Since I had free time today between laundry chores, I decided to try our bread recipe again.  I have some of the previous bread in the freezer.  But by the time we are out of bread, I won’t have the free time to devote to bread making.  I used the same recipe as last time, from the bread flour package.  I tweaked a couple things and it turned out great!  This is what I have been looking for!  I think we have the recipe and technique we have been looking for.  The plan is to stop buying bread (unless it is from a local bakery/often someone’s home). 
best bread yet
yippee
tasted as good as it looked
Dave called the R&B boatyard again today.  He asked for an estimate for boat work a week ago.  He received an e-mail with in a couple hours.  Dave has just a couple questions for them.  And then we have decide IF we want the work done here and WHEN it can be done.  We have a couple boatyards in mind in the states.  I guess it would have been smart to be getting estimates from them, too. 

Dave got back into his electronics (when he wasn’t wringing clothes-such a multi task-er).  First he hooked a new wire to the 12 volt outlet.  That wire will have to be run back to the circuit breaker that is for all of our 12 volt outlets.  That is located in the nav station in the main part of the cabin.  To get there, this wire has to go from the port lazarette on the side of the boat to aft port lazarette on the stern, then down to the aft cabin where it runs diagonally under all the boards under the mattress for the bed,  then under the hanging closet, then thru the aft head under the sink and behind the holding tank, then to the circuit breaker in the nav station.  Dave will run that wire tomorrow.  AND it has to be zip tied all along the way. 
a sample of getting everything out of the port lazarette

Next he moved the autopilot control head to the binnacle and the depth gauge to the port engine start panel.  The depth gauge gave him the most trouble.  There are 2 wires hooked to this meter, one is for speed and temperature and the other is depth.  There is a long story about how he thought he could run one, but had to go back and run both that I am not going to go into.  Those wires start in the v berth under the floor where the sounder is located and run the length of the boat to the binnacle.  The speed log is beside the depth sounder.  He was worried that there would not be enough wire to make this move, and their wasn’t.  So he had to trace where they ran.  He climbed into the port aft lazarette and found where the wires were installed in a zig zag pattern for no reason.  He was able to move the wires to get more length and secured them in place.  But he will zip tie it tomorrow. 
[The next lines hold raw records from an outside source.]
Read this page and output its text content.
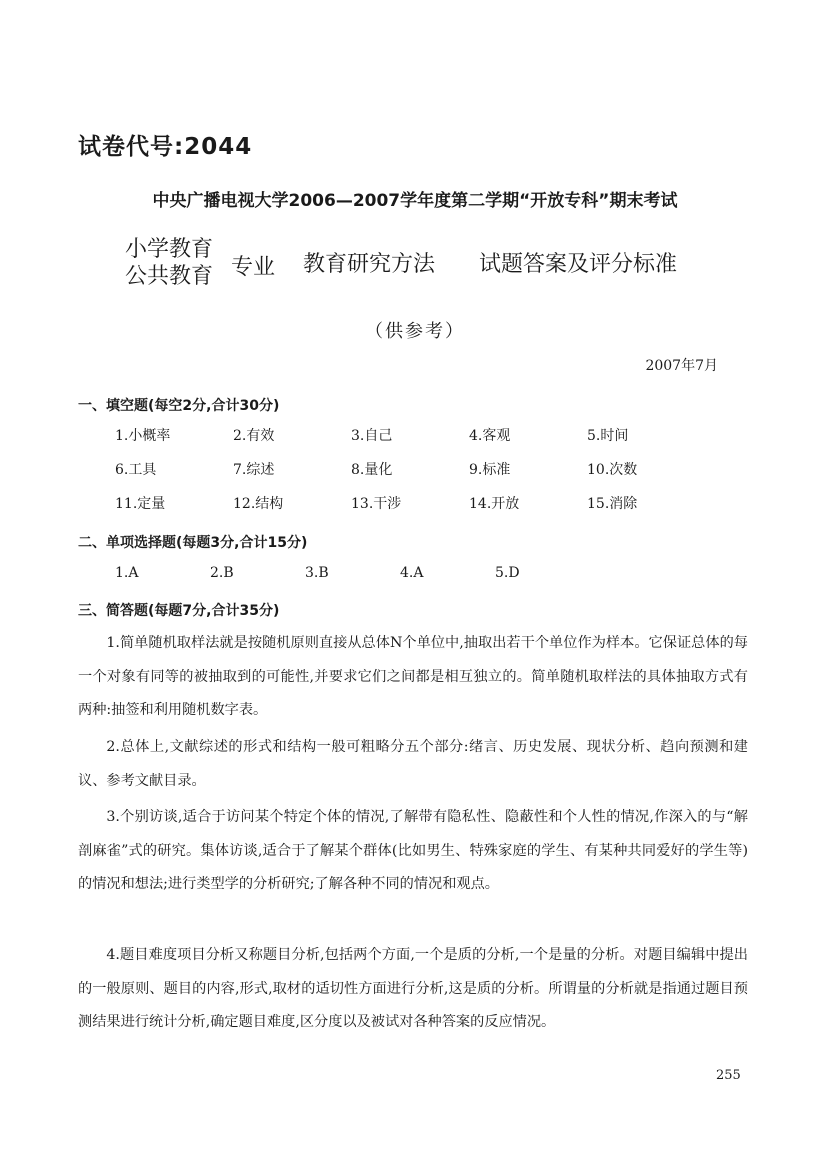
试卷代号:2044
中央广播电视大学2006—2007学年度第二学期“开放专科”期末考试
小学教育
公共教育 专业 教育研究方法 试题答案及评分标准
（供参考）
2007年7月
一、填空题(每空2分,合计30分)
1.小概率	2.有效	3.自己	4.客观	5.时间
6.工具	7.综述	8.量化	9.标准	10.次数
11.定量	12.结构	13.干涉	14.开放	15.消除
二、单项选择题(每题3分,合计15分)
1.A	2.B	3.B	4.A	5.D
三、简答题(每题7分,合计35分)

1.简单随机取样法就是按随机原则直接从总体N个单位中,抽取出若干个单位作为样本。它保证总体的每一个对象有同等的被抽取到的可能性,并要求它们之间都是相互独立的。简单随机取样法的具体抽取方式有两种:抽签和利用随机数字表。

2.总体上,文献综述的形式和结构一般可粗略分五个部分:绪言、历史发展、现状分析、趋向预测和建议、参考文献目录。

3.个别访谈,适合于访问某个特定个体的情况,了解带有隐私性、隐蔽性和个人性的情况,作深入的与“解剖麻雀”式的研究。集体访谈,适合于了解某个群体(比如男生、特殊家庭的学生、有某种共同爱好的学生等)的情况和想法;进行类型学的分析研究;了解各种不同的情况和观点。

4.题目难度项目分析又称题目分析,包括两个方面,一个是质的分析,一个是量的分析。对题目编辑中提出的一般原则、题目的内容,形式,取材的适切性方面进行分析,这是质的分析。所谓量的分析就是指通过题目预测结果进行统计分析,确定题目难度,区分度以及被试对各种答案的反应情况。

255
Now he needed to move the autopilot wiring from the port engine start panel to the binnacle in the center of boat.  That wiring comes down the port side into the aft cabin.   From there, Dave had to remove a ceiling panel to get to a tube that all the wires run through then up to the binnacle.  Once in the binnacle he had to keep these wires away from the steering cable and throttle cable.  This needs to be zip tied tomorrow, too.
mess of wires to zip tie

After Dave had the  autopilot wired, he noticed that the GPS wasn’t working.  He figured out that he had the GPS hooked into the autopilot.  So now he had to get the GPS wire out of port side.  That meant going back into the aft cabin, removing a different ceiling panel to get access to the GPS and then move across the ceiling in the wiring tube to reach the binnacle.  And that will have to be zip tied tomorrow.
working in the binnacle

Dave nonchalantly said to me “I don’t know if you know it, but tomorrow is ZIP TIE TUESDAY.   And since we’re in the Bahamas it will be International Zip Tie Tuesday.”
Everything was back into running smoothly before sunset.  Whew!  So many people ask “what do you do all day?”   This just shows you how complicated some projects can be. 

The home made bread was yummy with our left over pork.